Дорога на нефтебазу была ему знакома до последней выбоины. Он редко ездил сюда в темноте, но сегодня другого выхода не было. Фары выхватывали из мрака скелеты покинутых домов, и он невольно прибавил газу, чувствуя, как спину леденит знакомое ощущение – сзади будто кто-то наблюдает. Глупость, конечно. Просто нервы.

Нефтебаза возникла впереди внезапно – огромные ржавые цистерны, похожие на спящих исполинских многоножек. Он заглушил двигатель, и тишина навалилась на уши, став почти осязаемой. С минуту он сидел неподвижно, вслушиваясь в ночь. Ничего. Только ветер свистел в дырявой обшивке.

Работа была отработана до автоматизма. Из кузова он достал канистры. Крадучись, словно боясь разбудить сами цистерны, он подобрался к заветному сливу. Руки сами помнили каждое движение. Щелчок откручиваемого вентиля, глухой звук, когда шланг упирался в дно… и наконец – долгожданное бульканье. Темная, пахнущая временем и химией жидкость потекла в первую канистру.

Каждый раз, вставляя шланг в нижний слив, он замирал, слушая, не изменился ли звук, не прерывается ли струя. И каждый раз оттуда текла густая, горьковато пахнущая жидкость – эликсир, продлевающий его одиночество еще на несколько недель. Он мысленно молился, чтобы этого запаса хватило надолго. Ведь бензин из машин и заправок давно расслоился, превратившись в мутную отраву. А здесь, в этих древних цистернах, он все еще был жив. Это была его кровь, его единственная нить, связывающая с миром, который когда-то двигался.

Наполнив пятую, последнюю канистру, он с облегчением выдохнул. Запас продлен. Теперь нужно было залить бензин в бак. Процесс был медленным – воронка, мерное журчание, едкий запах, въедающийся в одежду. Закончив, он забросил несколько пустыхканистр в кузов, где они глухо зазвенели о металлический пол. Остальные, наполненные канистры аккуратно положил рядом.

Путь домой лежал через мертвый город. На этот раз он ехал не спеша, не включая фар, ориентируясь по смутным силуэтам зданий на фоне чуть более светлого неба.

Выезжая из города Андрей плавно нажал на газ. Пикап беззвучно прибавил скоростьи растворился в ночи, унося его прочь – к его крепости, к его рутине, к его вечному диалогу с пустотой.

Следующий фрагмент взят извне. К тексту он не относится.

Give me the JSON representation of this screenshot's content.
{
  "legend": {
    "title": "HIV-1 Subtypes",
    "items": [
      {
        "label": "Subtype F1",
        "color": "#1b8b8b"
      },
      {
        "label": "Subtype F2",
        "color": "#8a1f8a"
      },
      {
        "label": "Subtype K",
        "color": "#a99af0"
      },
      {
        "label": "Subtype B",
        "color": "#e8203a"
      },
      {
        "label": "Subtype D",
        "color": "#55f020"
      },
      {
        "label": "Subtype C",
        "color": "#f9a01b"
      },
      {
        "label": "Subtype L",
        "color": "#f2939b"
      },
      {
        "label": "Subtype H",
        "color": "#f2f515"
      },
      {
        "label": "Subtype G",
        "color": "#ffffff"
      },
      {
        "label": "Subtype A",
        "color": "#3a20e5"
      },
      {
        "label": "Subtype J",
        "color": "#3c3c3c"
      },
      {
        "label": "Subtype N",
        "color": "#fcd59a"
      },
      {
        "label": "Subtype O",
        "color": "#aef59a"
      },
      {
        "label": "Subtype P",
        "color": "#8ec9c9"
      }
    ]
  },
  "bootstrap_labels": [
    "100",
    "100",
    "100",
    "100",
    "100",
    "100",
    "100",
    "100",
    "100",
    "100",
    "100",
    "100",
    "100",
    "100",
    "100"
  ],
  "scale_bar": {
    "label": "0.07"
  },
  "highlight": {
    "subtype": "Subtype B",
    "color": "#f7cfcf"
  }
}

Обратная дорога слилась в одно непрерывное полотно усталости. Те же два часа, что и утром, но теперь они тянулись, как смола. Сознание затуманивалось, и ему приходилось с усилием вглядываться в дорогу, то и дело отгоняя от себя навязчивые образы. Эта поездка забрала у него последние силы.

Когда впереди, наконец, показался знакомый поворот на его улицу, он не ощутил ничего, кроме тяжелой, безрадостной пустоты. Дом был не спасением, а лишь следующим пунктом в бесконечном маршруте выживания.

Заглушив двигатель, Андрей натянул капюшон, защищаясь от колющего ветра, и быстрыми, отработанными движениями принялся выгружать добычу. Сумка с лекарствами, ящик с инструментами, несколько канистр. Набранное не тянуло на богатую добычу, но сегодняшний поход окупился иной валютой – он привез с собой эмоции. Не теплые, не светлые, а колючие и тревожные, от которых в висках до сих пор стучало. Адреналин страха, горечь паранойи, щемящее любопытство. Он уже забыл, каково это – чувствовать что-то, кроме апатии и тоски.

Остаток вечера он посвятил тому, чтобы отгородиться от пережитого рутиной. Вещи были разложены по полкам, печь растоплена, в доме наконец-то стало хоть немного теплее. Он действовал как автомат, стараясь занять руки и голову простыми действиями, не оставляющими места для анализа.

На ужин он механически сварил кашу с тушенкой. Еда была такой же безвкусной, как и всегда, но сегодня он хотя бы почувствовал ее температуру.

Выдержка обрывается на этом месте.